El señor Felix O'Hara Golbeater sabía algo de investigación criminal, pues, habiendo ejercido como solicitor durante dieciocho años, había mantenido asiduo contacto con las clases delincuentes, y su ingenio y agudas facultades de observación le habían permitido obtener sentencias condenatorias en casos en los que los métodos ordinarios de la policía habían fracasado.

Hombre escaso de carnes, avecinado en la cincuentena, se distinguía por una barba cerrada y mocha y unas cejas cargadas, siendo objeto una y otra de desvelados y pacientes cuidados.

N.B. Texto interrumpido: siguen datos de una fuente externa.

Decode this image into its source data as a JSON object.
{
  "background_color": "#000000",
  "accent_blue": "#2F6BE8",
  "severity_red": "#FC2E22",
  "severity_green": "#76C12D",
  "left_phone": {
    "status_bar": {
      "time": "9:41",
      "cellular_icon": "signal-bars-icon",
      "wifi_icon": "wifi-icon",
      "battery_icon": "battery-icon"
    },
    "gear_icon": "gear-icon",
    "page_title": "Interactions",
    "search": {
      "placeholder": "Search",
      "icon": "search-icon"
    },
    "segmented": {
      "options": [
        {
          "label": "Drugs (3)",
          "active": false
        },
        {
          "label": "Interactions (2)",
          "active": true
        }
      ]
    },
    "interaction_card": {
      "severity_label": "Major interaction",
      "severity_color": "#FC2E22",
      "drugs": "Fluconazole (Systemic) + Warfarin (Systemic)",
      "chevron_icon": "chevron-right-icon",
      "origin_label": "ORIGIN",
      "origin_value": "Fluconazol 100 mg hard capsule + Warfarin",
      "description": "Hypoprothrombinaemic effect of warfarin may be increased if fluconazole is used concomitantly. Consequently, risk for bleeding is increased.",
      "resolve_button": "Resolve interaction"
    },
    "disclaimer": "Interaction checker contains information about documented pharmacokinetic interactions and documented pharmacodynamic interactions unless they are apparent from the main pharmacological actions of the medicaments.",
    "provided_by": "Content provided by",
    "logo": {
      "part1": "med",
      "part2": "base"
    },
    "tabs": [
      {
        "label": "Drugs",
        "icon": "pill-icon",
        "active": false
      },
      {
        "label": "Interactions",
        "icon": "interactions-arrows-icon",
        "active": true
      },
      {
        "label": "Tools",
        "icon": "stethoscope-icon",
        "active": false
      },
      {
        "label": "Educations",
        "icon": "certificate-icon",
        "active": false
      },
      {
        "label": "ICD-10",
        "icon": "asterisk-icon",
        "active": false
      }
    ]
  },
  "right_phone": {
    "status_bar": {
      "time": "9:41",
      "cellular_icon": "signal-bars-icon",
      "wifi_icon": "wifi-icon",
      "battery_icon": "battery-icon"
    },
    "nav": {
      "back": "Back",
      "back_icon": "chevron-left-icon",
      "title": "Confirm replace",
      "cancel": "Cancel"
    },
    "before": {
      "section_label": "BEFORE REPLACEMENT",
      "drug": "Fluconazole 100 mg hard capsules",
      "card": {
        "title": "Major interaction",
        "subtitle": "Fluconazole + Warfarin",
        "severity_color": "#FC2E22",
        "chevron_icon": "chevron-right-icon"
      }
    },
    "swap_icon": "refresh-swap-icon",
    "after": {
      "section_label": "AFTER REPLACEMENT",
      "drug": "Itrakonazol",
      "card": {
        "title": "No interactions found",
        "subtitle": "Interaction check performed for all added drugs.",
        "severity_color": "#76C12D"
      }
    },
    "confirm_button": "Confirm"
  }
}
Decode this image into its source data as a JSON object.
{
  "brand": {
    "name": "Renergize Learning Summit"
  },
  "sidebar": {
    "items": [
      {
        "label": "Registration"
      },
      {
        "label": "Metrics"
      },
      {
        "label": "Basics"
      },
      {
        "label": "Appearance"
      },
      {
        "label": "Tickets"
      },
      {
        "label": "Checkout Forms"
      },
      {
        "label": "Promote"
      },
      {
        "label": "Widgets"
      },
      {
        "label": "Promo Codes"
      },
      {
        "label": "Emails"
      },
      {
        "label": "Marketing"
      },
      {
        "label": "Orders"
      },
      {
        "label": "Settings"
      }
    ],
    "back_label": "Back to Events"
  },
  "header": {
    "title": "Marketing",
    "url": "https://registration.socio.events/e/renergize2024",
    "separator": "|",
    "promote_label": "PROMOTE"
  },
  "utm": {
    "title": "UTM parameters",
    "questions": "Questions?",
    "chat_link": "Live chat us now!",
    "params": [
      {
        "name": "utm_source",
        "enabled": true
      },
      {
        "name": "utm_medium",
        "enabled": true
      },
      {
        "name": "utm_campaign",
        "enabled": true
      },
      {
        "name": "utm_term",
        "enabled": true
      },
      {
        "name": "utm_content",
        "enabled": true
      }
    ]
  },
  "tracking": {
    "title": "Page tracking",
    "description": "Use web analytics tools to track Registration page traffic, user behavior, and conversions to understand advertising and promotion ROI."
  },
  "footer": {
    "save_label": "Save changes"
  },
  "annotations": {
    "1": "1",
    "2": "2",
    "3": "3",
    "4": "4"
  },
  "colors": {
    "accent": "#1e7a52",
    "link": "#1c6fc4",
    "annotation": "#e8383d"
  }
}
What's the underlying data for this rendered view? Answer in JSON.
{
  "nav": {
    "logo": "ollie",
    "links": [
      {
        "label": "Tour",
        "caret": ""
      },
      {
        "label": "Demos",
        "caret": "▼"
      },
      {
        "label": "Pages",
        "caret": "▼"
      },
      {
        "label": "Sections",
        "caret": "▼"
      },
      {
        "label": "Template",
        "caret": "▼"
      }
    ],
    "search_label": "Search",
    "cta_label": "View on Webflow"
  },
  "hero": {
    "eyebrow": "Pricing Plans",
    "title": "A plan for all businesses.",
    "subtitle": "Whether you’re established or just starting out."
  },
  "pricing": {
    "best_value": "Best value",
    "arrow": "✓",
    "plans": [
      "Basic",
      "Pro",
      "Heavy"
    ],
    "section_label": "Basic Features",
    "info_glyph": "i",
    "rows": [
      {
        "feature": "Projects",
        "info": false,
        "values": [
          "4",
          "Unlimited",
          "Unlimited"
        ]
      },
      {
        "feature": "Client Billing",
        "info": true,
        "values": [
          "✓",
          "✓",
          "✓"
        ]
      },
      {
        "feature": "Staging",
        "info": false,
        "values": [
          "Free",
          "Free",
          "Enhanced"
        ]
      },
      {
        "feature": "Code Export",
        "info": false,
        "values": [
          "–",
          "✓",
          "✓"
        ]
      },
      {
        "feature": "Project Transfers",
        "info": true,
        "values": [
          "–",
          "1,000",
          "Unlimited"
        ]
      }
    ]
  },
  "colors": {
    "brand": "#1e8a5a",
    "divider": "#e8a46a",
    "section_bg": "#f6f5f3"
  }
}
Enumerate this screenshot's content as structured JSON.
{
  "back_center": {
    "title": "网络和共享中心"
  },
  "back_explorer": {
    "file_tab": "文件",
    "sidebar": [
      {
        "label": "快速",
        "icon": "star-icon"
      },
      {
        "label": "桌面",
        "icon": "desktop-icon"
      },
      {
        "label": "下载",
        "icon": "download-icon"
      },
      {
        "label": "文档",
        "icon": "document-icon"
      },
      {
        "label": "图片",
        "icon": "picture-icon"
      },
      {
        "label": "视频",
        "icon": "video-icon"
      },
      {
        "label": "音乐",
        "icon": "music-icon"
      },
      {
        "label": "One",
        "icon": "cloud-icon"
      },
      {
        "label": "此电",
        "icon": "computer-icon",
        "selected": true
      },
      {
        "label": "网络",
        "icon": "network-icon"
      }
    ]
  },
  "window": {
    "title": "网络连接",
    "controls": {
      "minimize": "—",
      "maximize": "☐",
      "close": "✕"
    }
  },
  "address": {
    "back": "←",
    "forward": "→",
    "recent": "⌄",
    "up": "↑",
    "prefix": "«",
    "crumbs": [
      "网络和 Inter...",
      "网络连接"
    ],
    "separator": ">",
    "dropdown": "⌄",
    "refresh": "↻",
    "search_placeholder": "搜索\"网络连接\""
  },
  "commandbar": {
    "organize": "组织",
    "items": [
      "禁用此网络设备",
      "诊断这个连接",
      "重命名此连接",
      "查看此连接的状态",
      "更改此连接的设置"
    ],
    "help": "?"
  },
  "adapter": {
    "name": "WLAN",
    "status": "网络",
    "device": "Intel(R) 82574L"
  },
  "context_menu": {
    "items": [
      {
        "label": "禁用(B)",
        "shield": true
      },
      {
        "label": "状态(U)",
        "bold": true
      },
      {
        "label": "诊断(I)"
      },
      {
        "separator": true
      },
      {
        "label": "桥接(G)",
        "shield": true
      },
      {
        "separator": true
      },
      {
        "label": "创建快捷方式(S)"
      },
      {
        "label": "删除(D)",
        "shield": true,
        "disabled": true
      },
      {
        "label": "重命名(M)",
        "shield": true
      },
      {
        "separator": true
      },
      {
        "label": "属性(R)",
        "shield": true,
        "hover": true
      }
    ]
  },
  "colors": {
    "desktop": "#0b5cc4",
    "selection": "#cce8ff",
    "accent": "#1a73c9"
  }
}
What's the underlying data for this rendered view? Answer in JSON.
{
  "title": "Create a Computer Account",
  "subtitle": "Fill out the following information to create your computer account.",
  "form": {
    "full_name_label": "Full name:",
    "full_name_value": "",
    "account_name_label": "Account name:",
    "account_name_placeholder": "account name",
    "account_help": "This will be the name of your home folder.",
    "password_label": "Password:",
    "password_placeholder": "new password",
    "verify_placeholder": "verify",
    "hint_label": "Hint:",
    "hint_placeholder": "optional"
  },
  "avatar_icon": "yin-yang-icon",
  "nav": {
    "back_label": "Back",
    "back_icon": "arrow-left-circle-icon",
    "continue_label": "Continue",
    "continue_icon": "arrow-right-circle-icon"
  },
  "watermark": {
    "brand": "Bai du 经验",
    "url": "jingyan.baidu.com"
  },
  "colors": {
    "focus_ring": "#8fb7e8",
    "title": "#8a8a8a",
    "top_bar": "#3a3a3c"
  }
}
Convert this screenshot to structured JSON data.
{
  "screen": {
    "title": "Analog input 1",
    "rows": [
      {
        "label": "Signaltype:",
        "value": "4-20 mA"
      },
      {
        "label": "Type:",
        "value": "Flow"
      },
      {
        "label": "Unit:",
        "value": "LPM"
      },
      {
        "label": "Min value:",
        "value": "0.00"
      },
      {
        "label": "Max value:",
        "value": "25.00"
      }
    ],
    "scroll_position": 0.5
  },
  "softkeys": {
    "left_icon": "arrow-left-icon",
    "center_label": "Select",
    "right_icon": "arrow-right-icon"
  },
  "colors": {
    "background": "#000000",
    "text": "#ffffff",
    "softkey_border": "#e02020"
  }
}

No es habitual, ni siquiera entre las gentes de toga, tan dadas a costumbres singulares, extremarse en el cuidado de las cejas, pero O'Hara Golbeater era hombre precavido y preveía el día en que la gente interesada en ello buscaría sus cejas cuando su retrato figurase en los tablones de anuncios de las delegaciones de policía; pues el señor Felix O'Hara Golbeater, que no pecaba de iluso, se daba perfecta cuenta del hecho primordial de que no se puede engañar a todo el mundo indefinidamente. En consecuencia, vivía eternamente alerta a causa de la misteriosa persona que, tarde o temprano, acabaría por entrar en escena y sabría ver a través de la máscara de Golbeater el abogado, de Golbeater el fideicomisario, de Golbeater el mecenas deportivo y de (última y mayor de sus distinciones) Golbeater el aviador, cuyos vuelos habían causado cierta sensación en el pueblecito de Buckingham donde tenía su «sede campesina».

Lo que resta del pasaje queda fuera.